Justifying Family Separation: Othering Mothers in Two Discursive Steps

Juliet Stumpf, Robert E. Jones Professor of Advocacy and Ethics at Lewis & Clark Law School

In 2017, U.S. Secretary of Homeland Security John Kelly explained that after separation of children from their family members, the Department of Health and Human Services would take good care of the children “as we deal with their parents.” This project explores how justifying family separation at the U.S. border occurs through two discursive moves.  The first move is a call for protection of the border itself from crime, chaos, and terror. That call activates a crimmigration and securitization framework that constructs the border as a wilderness of criminal activity and risk of terrorism. Protecting the border requires prosecuting all who cross without apparent authorization, including parents. The second move is to reframe the relationship between the child and the parent, particularly the mother. It raises questions about the authenticity of the parent and the nature of her parenting.
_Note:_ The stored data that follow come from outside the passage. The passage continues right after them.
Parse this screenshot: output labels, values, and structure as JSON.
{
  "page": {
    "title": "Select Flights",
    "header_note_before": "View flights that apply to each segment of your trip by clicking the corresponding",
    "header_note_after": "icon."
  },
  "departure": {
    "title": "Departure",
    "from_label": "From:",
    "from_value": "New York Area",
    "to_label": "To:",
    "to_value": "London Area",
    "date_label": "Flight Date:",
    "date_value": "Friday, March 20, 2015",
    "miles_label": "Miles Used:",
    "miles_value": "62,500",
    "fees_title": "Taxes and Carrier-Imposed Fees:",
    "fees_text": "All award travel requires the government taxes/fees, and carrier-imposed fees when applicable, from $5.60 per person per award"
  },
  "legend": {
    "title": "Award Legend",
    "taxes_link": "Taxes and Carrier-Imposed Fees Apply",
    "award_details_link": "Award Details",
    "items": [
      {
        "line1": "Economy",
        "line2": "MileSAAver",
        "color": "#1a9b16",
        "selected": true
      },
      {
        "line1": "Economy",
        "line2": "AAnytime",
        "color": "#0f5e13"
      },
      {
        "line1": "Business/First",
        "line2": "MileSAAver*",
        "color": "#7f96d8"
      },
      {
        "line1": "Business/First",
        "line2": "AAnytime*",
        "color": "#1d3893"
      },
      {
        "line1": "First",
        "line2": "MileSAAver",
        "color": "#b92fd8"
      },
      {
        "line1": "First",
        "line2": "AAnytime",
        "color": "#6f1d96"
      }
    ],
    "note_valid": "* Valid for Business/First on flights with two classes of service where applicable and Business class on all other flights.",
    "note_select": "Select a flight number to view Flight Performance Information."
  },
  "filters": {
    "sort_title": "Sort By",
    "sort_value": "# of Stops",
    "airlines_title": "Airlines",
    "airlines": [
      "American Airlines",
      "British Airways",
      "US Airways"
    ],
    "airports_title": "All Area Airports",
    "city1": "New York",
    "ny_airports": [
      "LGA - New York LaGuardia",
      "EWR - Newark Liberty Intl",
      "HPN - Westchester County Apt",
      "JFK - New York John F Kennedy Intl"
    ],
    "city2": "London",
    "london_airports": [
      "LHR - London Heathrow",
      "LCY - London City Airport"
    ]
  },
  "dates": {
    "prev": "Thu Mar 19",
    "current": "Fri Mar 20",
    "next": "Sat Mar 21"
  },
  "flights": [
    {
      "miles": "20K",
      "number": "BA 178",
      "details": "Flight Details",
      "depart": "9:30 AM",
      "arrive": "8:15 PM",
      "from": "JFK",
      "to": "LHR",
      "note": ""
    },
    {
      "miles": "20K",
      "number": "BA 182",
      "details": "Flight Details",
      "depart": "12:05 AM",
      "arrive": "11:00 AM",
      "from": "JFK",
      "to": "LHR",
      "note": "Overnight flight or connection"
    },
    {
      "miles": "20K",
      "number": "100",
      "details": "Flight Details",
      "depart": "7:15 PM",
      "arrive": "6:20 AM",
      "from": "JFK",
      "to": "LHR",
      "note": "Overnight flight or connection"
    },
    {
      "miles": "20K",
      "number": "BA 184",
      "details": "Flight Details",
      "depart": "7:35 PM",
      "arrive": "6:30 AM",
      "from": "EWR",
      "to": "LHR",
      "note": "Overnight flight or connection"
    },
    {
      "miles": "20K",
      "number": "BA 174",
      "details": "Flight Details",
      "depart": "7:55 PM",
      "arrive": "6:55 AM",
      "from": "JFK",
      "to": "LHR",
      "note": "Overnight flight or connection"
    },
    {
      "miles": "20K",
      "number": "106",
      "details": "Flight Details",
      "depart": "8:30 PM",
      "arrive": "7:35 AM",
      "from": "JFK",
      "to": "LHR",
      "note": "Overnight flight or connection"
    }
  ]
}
The cauldron of motherhood, crime, and race, then, achieves two transmutations: first, rendering the choices that mothers make into the basis for punitive legal consequences, and second, converting the act of migration into a justification for the state to assume the role of the responsible parent.

This project seeks to explain how official discourse may frame in one legal paradigm such as criminality, while framing out traditional approached such as asylum. Coupled with the Attorney General’s decision to unilaterally revise asylum law in ways that erase established pathways for mothers to seek asylum, humanitarian avenues to authorized migration become invisible.